Japan’s Ministry of Economy, Trade and Industry (METI) has proposed that companies granted permits for solar projects between the fiscal years of 2012 to 2014 under Feed-In-Tariffs (FiT) should submit applications by March 2019 to connect to the grid.
According to Reuters, the Japanese government has said that those companies who miss the deadline will see their price guarantees cut from 32-40 yen ($0.28 – $0.36)/kWh to 21 yen (~$0.19)/kWh.
This decision comes considering the fact that approximately 23 percent of the total capacity approved in fiscal year 2012, 49 percent approved in 2013, and 59 percent approved in 2014 are not operational currently. The country is reeling under a huge public burden of FiT subsidies and government wants to reduce it.
Japan had introduced the FiT in the wake of Fukushima disaster to spur solar developments. Its FiT levels are among the highest in the world.

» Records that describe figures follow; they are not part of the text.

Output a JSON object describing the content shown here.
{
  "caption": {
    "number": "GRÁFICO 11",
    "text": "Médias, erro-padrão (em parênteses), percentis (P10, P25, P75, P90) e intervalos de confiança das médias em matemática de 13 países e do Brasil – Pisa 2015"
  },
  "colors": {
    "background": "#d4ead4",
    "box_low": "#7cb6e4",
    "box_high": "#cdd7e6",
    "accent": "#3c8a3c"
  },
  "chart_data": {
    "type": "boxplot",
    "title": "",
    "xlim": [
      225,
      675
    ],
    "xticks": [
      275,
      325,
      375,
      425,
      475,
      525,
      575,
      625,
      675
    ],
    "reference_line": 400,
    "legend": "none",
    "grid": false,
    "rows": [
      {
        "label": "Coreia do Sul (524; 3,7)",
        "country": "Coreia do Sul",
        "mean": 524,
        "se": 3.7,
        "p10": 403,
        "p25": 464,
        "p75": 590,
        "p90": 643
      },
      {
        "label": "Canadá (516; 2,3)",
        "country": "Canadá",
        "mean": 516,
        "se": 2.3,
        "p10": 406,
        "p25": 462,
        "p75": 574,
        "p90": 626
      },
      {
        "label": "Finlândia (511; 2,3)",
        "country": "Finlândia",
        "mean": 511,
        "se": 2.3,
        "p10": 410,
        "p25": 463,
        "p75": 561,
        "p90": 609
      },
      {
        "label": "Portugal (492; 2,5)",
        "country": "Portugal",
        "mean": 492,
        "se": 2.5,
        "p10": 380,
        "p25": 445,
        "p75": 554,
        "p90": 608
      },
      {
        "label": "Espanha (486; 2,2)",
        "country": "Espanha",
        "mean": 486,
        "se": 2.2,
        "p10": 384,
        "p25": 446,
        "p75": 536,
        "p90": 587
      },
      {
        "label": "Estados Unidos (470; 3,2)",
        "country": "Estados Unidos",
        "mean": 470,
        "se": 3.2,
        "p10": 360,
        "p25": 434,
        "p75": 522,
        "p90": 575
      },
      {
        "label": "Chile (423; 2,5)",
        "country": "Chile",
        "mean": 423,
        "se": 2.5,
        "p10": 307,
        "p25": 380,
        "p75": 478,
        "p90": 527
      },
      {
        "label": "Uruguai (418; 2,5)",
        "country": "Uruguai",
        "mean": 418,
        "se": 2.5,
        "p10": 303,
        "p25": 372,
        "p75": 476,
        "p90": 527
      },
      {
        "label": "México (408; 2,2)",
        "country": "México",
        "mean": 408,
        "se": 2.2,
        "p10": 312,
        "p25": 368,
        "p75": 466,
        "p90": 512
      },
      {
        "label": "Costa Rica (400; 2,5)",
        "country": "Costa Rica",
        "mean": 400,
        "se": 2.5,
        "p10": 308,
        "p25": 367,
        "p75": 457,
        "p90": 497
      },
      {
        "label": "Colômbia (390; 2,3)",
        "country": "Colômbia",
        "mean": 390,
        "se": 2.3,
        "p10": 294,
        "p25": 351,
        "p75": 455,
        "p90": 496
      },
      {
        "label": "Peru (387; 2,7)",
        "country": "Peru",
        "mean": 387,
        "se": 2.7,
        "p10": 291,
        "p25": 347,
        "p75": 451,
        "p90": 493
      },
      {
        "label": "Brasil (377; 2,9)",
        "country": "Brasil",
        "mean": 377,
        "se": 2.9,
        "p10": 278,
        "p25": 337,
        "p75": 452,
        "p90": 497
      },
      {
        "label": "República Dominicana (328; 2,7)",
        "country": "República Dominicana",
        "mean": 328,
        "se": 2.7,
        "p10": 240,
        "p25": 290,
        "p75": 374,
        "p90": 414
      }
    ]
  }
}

METI estimates that subsidy cut could affect 23.5 GW of solar capacity, which is 44 percent of the amount the government approved in the three-year period after the FiT scheme was created in 2012. Japan’s total installed power capacity is around 250 GW, with 44 GW coming from solar.
“Litigation will inevitably ensue from Japan and abroad, and it will be difficult to convince the public that there is no risk of the government losing when the proposed changes so blatantly disregard the foundations of the FiT scheme,” said a note from law firm Orrick.
Stakeholders of the solar industry are miffed with the proposal and threatening legal actions against the government for breaching the earlier contracts.
A group of business lobbying groups in Japan from the United States, Europe, Australia, New Zealand and Canada released a statement saying, “The suddenness of the proposal, its almost immediate implementation, and ambiguity around implementation could put future and existing investments at risk.”
Other countries are also facing subsidy related issues. Recently, Mercom reported that many solar power projects in Ningxia, in the northwestern region of China, are finding it difficult to stay afloat and may face bankruptcy due to the delay in subsidy payment.
Earlier this year, China had specified that a cap of 10 GW would be imposed on distributed generation (DG) projects for the year 2018. This was done to reduce the subsidy burden and propel the sector towards being more efficient. China also intends to bring down renewable energy costs to a level where it can compete with coal power in a subsidy-free regime.
Subsidy-related issues are not exclusive to China and Japan. Mercom has reported previously that subsidy disbursement delays are hampering the growth of residential rooftop solar in India and many of the rooftop solar developers in the Indian market do not want to take on subsidy projects.